Dans le nord de l’Irak, l’avancée de l’Etat islamique pousse sur les routes de l’exode des dizaines de milliers de personnes issues des minorités menacées par l’innommable politique de «purification religieuse» des djihadistes. Tous les non-sunnites sont visés: chrétiens, yézidis, chiites. Mais, après la prise de la première ville chrétienne du pays, Qaraqosh, c’est la fuite de cette population qui, de par son ampleur, fait d’abord la «une» des journaux.

Editorial de Rachad Armanios, publié dans Le Courrier, le 13 août 2014. Cliquez ici pour lire l’éditorial sur le site du journal.

En Suisse, la tragédie humanitaire a ému jusqu’aux pires fossoyeurs du devoir d’asile. Voilà qu’il s’est trouvé un conseiller national UDC, le Bernois Erich von Siebenthal, pour demander d’accueillir ces chrétiens. Ou du moins de les accueillir «en priorité». Dans l’interpellation au Conseil fédéral qu’il prévoit de déposer durant la session d’automne, l’élu introduira la notion de préférence religieuse en matière d’asile. Au nom d’une proximité culturelle. Parce qu’ils seraient des coreligionnaires. Parce que ces réfugiés s’intégreraient mieux que, au hasard, des musulmans…

A l’UDC, il se trouve des personnes séduites par la proposition. Elle est pourtant insupportable et odieuse à plus d’un titre. D’abord parce qu’elle se réclame de l’identité chrétienne que, pourtant, elle pervertit frontalement en piétinant le principe évangélique cardinal d’accueil et de charité sans distinction. C’est la misère et l’appartenance à une même fraternité humaine qui relient celui qui appelle à l’aide et celui qui lui tend la main. Ce principe n’a d’ailleurs pas de copyright, car il est universel. Une préférence religieuse contredirait tout simplement les Conventions de Genève, qui commandent aux Etats d’accorder les mêmes droits aux réfugiés, sans distinction de race, de nationalité ou de religion. Hier, les évêques suisses ont lancé un appel à l’aide à toutes les minorités menacées dans le nord de l’Irak.

Après l’initiative contre les minarets, voilà donc encore une trouvaille émanant des bancs de l’UDC pour alimenter le choc des civilisations.
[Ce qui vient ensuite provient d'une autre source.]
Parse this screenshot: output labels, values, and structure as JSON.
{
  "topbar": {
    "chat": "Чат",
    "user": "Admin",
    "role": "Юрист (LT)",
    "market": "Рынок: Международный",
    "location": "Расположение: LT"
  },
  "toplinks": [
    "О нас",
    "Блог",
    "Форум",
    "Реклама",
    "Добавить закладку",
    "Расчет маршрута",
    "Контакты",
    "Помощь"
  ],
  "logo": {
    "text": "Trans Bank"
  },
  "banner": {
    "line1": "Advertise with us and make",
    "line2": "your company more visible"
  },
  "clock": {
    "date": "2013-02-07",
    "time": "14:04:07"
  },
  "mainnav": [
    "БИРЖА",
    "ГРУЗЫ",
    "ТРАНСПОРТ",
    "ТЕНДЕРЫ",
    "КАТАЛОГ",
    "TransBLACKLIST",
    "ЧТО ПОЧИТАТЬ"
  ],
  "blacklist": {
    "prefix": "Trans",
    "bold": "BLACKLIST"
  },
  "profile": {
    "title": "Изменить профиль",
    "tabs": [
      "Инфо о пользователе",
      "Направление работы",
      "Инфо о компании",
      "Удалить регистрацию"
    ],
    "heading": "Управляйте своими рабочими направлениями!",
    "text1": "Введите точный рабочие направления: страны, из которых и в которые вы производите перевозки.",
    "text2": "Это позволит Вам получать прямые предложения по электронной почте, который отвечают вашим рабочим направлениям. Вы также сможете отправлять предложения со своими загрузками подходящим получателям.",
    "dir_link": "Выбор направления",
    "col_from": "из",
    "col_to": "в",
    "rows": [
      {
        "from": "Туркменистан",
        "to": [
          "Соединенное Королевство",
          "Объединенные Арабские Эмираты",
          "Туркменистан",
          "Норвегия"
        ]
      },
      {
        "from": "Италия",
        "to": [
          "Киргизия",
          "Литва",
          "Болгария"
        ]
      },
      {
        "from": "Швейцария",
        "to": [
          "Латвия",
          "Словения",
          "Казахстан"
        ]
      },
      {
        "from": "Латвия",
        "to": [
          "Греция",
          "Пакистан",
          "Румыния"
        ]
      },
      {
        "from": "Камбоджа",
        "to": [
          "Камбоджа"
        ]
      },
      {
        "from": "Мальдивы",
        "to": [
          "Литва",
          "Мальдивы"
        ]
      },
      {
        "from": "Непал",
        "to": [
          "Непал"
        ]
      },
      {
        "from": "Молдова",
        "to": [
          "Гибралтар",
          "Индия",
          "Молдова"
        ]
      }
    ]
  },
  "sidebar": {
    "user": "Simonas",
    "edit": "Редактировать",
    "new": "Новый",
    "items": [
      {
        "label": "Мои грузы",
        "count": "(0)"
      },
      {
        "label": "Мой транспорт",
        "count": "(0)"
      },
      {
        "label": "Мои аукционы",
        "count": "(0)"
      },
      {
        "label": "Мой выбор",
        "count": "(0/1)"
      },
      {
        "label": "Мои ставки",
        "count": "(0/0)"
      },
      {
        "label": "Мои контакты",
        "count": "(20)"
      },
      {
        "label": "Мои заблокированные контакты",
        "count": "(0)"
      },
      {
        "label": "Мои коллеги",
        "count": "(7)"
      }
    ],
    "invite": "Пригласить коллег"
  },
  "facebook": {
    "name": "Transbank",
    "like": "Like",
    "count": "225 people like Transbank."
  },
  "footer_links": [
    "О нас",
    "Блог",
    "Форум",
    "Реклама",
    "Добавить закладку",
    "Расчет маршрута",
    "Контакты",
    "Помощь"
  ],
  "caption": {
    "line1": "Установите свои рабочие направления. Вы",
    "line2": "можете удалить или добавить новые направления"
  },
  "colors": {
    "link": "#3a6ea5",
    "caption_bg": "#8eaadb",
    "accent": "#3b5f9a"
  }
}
Un univers mental qui, pour rappel, avait notamment servi en 2003 à justifier l’attaque d’un autoproclamé «Occident judéo-chrétien» contre «l’axe du mal». Et de déstabiliser durablement la région que les chrétiens et autres minorités fuient désormais plus massivement que jamais…

Mais la réalité est têtue. Car au-delà des réactions émotionnelles et primaires de l’élu UDC, la vérité est que la Suisse, sous la pression de son parti, pratique une politique d’asile tellement restrictive qu’elle ne fait pas beaucoup de distinctions entre les réfugiés, dans la mesure où tous, ou presque, sont d’abord soupçonnés d’abus avant d’être considérés comme en danger. L’UDC, d’ailleurs, n’a pas fini d’exploiter son filon. Il y a deux semaines, en vue des élections fédérales de 2015, elle annonçait étudier le lancement d’une énième initiative pour restreindre le droit d’asile en réservant ce dernier aux réfugiés arrivant chez nous par voie aérienne.

Que se passera-t-il, demain, quand des chrétiens persécutés viendront chez nous à pied?